Walter identified the team’s ability to stay in the game under pressure, which has historically not been the case, as the biggest improvement in his time in charge. “We’ve progressed, no doubt about that. This last World Cup, the team won small moments which in the past, potentially, haven’t gone our way. There was huge resilience, we showed a large skill set and we encountered very different conditions from the start in New York to the back end of the competition so it showed great versatility as well. For me, the team is ever-growing.

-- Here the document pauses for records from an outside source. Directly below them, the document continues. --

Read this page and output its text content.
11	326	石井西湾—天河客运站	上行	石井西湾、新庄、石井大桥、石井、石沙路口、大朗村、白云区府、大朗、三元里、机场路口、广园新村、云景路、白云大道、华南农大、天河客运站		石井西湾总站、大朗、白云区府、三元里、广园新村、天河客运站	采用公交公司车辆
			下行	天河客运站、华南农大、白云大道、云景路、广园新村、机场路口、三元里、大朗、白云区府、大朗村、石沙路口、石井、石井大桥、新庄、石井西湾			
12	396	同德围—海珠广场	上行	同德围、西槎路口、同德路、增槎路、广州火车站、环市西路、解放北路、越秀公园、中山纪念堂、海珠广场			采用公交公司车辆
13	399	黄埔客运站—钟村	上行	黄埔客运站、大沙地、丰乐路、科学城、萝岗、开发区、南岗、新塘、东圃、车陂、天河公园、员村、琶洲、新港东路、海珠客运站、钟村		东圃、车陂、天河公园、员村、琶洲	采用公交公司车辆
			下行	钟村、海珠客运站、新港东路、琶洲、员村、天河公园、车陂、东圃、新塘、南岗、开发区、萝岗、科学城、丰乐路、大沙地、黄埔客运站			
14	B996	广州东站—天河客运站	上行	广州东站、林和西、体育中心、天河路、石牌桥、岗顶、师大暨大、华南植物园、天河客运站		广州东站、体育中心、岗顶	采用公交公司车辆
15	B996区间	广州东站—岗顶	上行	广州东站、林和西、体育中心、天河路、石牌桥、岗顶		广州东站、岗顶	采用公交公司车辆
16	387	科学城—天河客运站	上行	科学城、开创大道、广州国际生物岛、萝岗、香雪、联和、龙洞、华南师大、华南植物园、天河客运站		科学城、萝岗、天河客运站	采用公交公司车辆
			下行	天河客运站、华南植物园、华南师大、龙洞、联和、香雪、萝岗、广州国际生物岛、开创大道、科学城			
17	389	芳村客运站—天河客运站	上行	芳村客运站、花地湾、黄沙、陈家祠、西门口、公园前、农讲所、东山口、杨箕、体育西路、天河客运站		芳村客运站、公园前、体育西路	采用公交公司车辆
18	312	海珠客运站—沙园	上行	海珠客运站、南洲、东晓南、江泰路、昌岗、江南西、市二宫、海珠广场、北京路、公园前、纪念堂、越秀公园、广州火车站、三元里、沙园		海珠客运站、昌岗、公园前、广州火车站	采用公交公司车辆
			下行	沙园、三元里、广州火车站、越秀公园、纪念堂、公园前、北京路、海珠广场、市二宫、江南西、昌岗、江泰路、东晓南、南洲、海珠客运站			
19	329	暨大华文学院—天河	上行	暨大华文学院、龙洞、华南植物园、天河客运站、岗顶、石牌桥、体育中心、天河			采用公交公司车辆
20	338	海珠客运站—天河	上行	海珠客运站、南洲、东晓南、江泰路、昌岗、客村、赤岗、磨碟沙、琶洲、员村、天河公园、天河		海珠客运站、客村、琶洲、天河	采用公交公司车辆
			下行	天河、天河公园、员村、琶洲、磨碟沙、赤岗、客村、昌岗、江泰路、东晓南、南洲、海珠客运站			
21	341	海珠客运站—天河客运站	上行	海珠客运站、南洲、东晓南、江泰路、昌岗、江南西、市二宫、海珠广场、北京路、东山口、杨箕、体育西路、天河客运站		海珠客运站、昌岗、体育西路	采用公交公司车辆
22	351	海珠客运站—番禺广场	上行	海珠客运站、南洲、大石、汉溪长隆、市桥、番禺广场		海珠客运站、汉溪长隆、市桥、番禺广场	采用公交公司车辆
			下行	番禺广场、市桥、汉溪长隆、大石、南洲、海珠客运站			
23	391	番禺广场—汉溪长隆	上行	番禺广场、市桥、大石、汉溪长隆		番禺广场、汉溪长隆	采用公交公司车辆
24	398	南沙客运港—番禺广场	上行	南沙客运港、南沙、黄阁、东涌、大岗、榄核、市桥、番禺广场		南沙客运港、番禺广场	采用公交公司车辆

We’ve made strides, but by no means the finished article.”

South Africa, as a nation, have now reached successive T20 World Cup finals thanks to their women’s and men’s team and director of cricket Enoch Nkwe called it a “massive mindset shift,” to get there.

“Reaching two finals in a short period of time goes to show the buy-in, not only from the two teams, but also from a system point of view. There’s been quite a lot of work that’s been done and builds towards this moment. We’re heading in the right direction. From a women’s point of view, the eyes have always been on the 2025 Cricket World Cup. And from a men’s point of view, 2027. This will definitely go a long way and give us that belief in the system that we can actually achieve according to this system.”

Currently, South Africa’s women’s team are in India, where they will play three T20Is in final preparation for the October World Cup, while the men’s team are on a break until early August, when their World Test Championship fixtures resume. Of the T20 World Cup squad, only Keshav Maharaj, Ottneil Baartman and Lungi Ngidi returned home with the rest either at the MLC or the Lanka Premier League.